Democratic Rep. Ryan Fecteau asked federal officials Tuesday why LePage’s revised reform didn’t get a vote from a statewide board he sits on that oversees such proposals. That board rejected LePage’s original, slightly milder reform last year, but the governor won support for his tougher plan from the board in January when it gained new members appointed by LePage.

“Setting these unattainable expenditure requirements for local workforce boards totally sets them up for failure, which provides the governor with the exact result he wants,” Fecteau said, “which is to decertify the local workforce boards, because he doesn’t want them to exist.”

The leaders of Maine’s three local workforce boards declined to comment. They have said that LePage’s latest proposal would hurt vulnerable job seekers, including veterans, by taking away money for career counselors and other services that don’t count as job training.
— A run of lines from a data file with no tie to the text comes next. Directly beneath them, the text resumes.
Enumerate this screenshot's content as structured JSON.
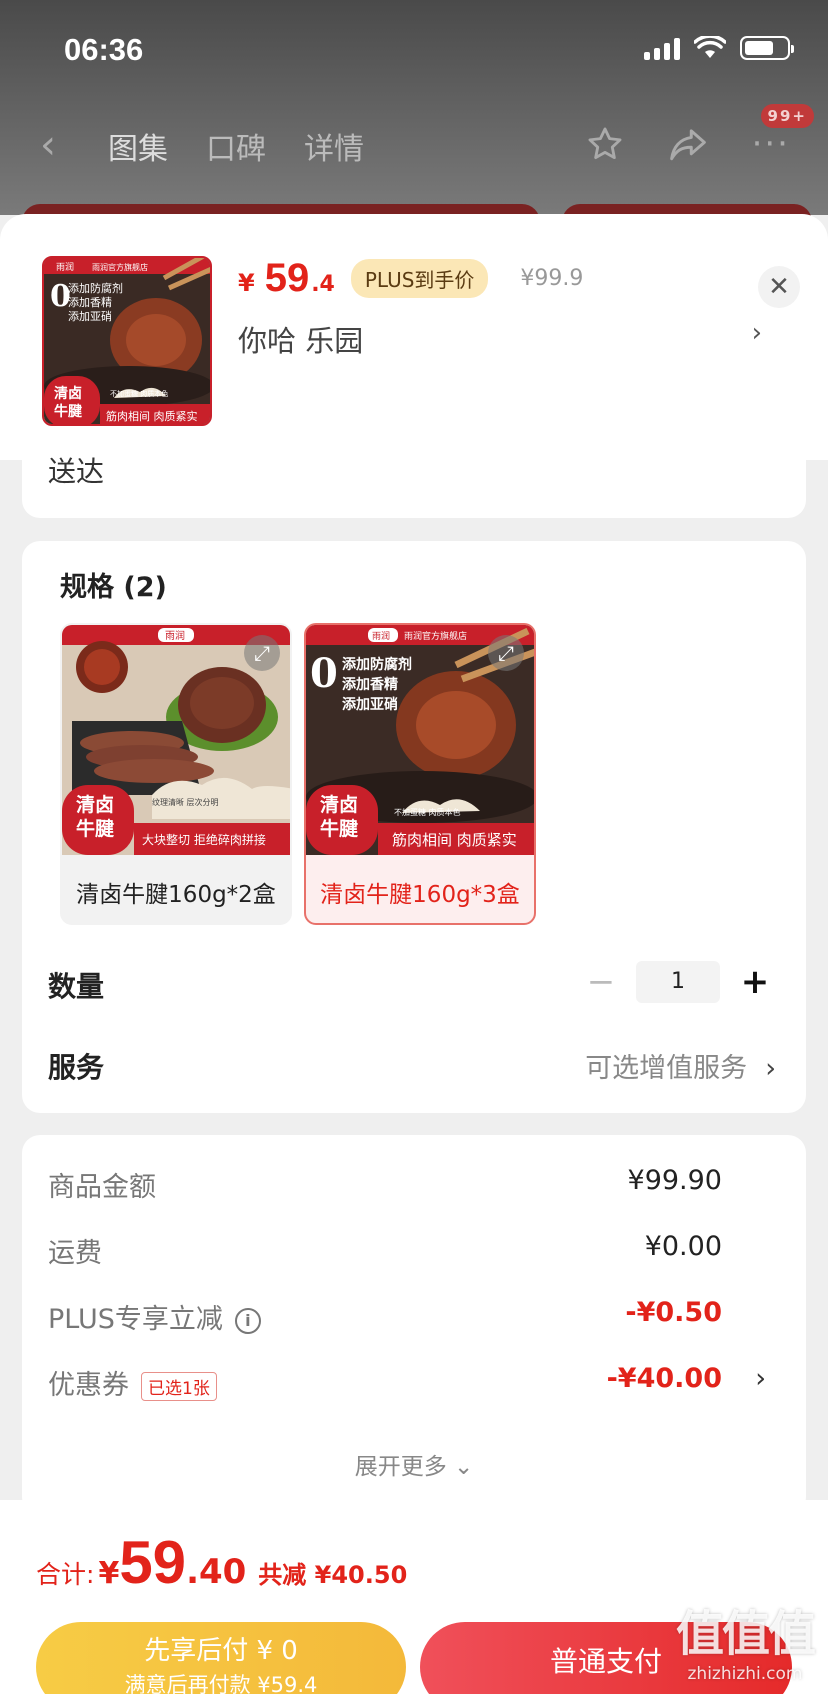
{
  "status_bar": {
    "time": "06:36"
  },
  "nav": {
    "tabs": [
      {
        "label": "图集",
        "active": true
      },
      {
        "label": "口碑",
        "active": false
      },
      {
        "label": "详情",
        "active": false
      }
    ],
    "more_badge": "99+",
    "icons": [
      "back-chevron-icon",
      "star-icon",
      "share-icon",
      "more-dots-icon"
    ]
  },
  "product": {
    "price_symbol": "¥",
    "price_int": "59",
    "price_dec": ".4",
    "plus_label": "PLUS到手价",
    "original_price": "¥99.9",
    "address": "你哈  乐园",
    "delivery_text": "送达",
    "thumb": {
      "brand": "雨润",
      "store": "雨润官方旗舰店",
      "claims": [
        "添加防腐剂",
        "添加香精",
        "添加亚硝"
      ],
      "zero": "0",
      "badge": [
        "清卤",
        "牛腱"
      ],
      "sub_tag": "不加蛋糖  肉质本色",
      "banner": "筋肉相间 肉质紧实"
    }
  },
  "spec": {
    "title": "规格 (2)",
    "options": [
      {
        "label": "清卤牛腱160g*2盒",
        "selected": false,
        "brand": "雨润",
        "badge": [
          "清卤",
          "牛腱"
        ],
        "sub_tag": "纹理清晰  层次分明",
        "banner": "大块整切 拒绝碎肉拼接"
      },
      {
        "label": "清卤牛腱160g*3盒",
        "selected": true,
        "brand": "雨润",
        "store": "雨润官方旗舰店",
        "claims": [
          "添加防腐剂",
          "添加香精",
          "添加亚硝"
        ],
        "badge": [
          "清卤",
          "牛腱"
        ],
        "sub_tag": "不加蛋糖  肉质本色",
        "banner": "筋肉相间 肉质紧实"
      }
    ]
  },
  "quantity": {
    "label": "数量",
    "value": "1",
    "minus": "−",
    "plus": "+"
  },
  "service": {
    "label": "服务",
    "value": "可选增值服务",
    "chevron": "›"
  },
  "price_breakdown": {
    "items": [
      {
        "label": "商品金额",
        "value": "¥99.90"
      },
      {
        "label": "运费",
        "value": "¥0.00"
      },
      {
        "label": "PLUS专享立减",
        "value": "-¥0.50"
      },
      {
        "label": "优惠券",
        "value": "-¥40.00",
        "tag": "已选1张"
      }
    ],
    "expand_more": "展开更多 ⌄"
  },
  "footer": {
    "total_label": "合计:",
    "total_yen": "¥",
    "total_int": "59",
    "total_dec": ".40",
    "total_saved": "共减 ¥40.50",
    "pay_later_line1": "先享后付 ¥ 0",
    "pay_later_line2": "满意后再付款 ¥59.4",
    "pay_button": "普通支付"
  },
  "watermark": {
    "logo": "值值值",
    "site": "zhizhizhi.com"
  },
  "colors": {
    "accent": "#e2231a",
    "plus_tag_bg": "#fbe7b6",
    "pay_later": "#f4b93a"
  }
}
“My fear and the fear of the local workforce board is, we’re going to place people into training and they’re not going to succeed,” Fecteau said, “because we haven’t properly evaluated their skill set, the accommodations that might be needed to be made for them.”

Federal law already limits workforce boards from spending over 10 percent of funds on administrative costs. The deputy director of the workforce board based in Cumberland County, Antoinette Mancusi, has said her board this year is spending only 30 percent on job training as described by LePage.

The governor’s office, meanwhile, has argued that Maine could dip into a $3 million pool of federal funding that covers basic job search help.

Fecteau, who also sits on the Legislature’s committee on Labor and Economic Development, said the governor could always submit a bill making sure such funding is available.

“There’s very infrequently a time when there are extra dollars hanging around,” he said.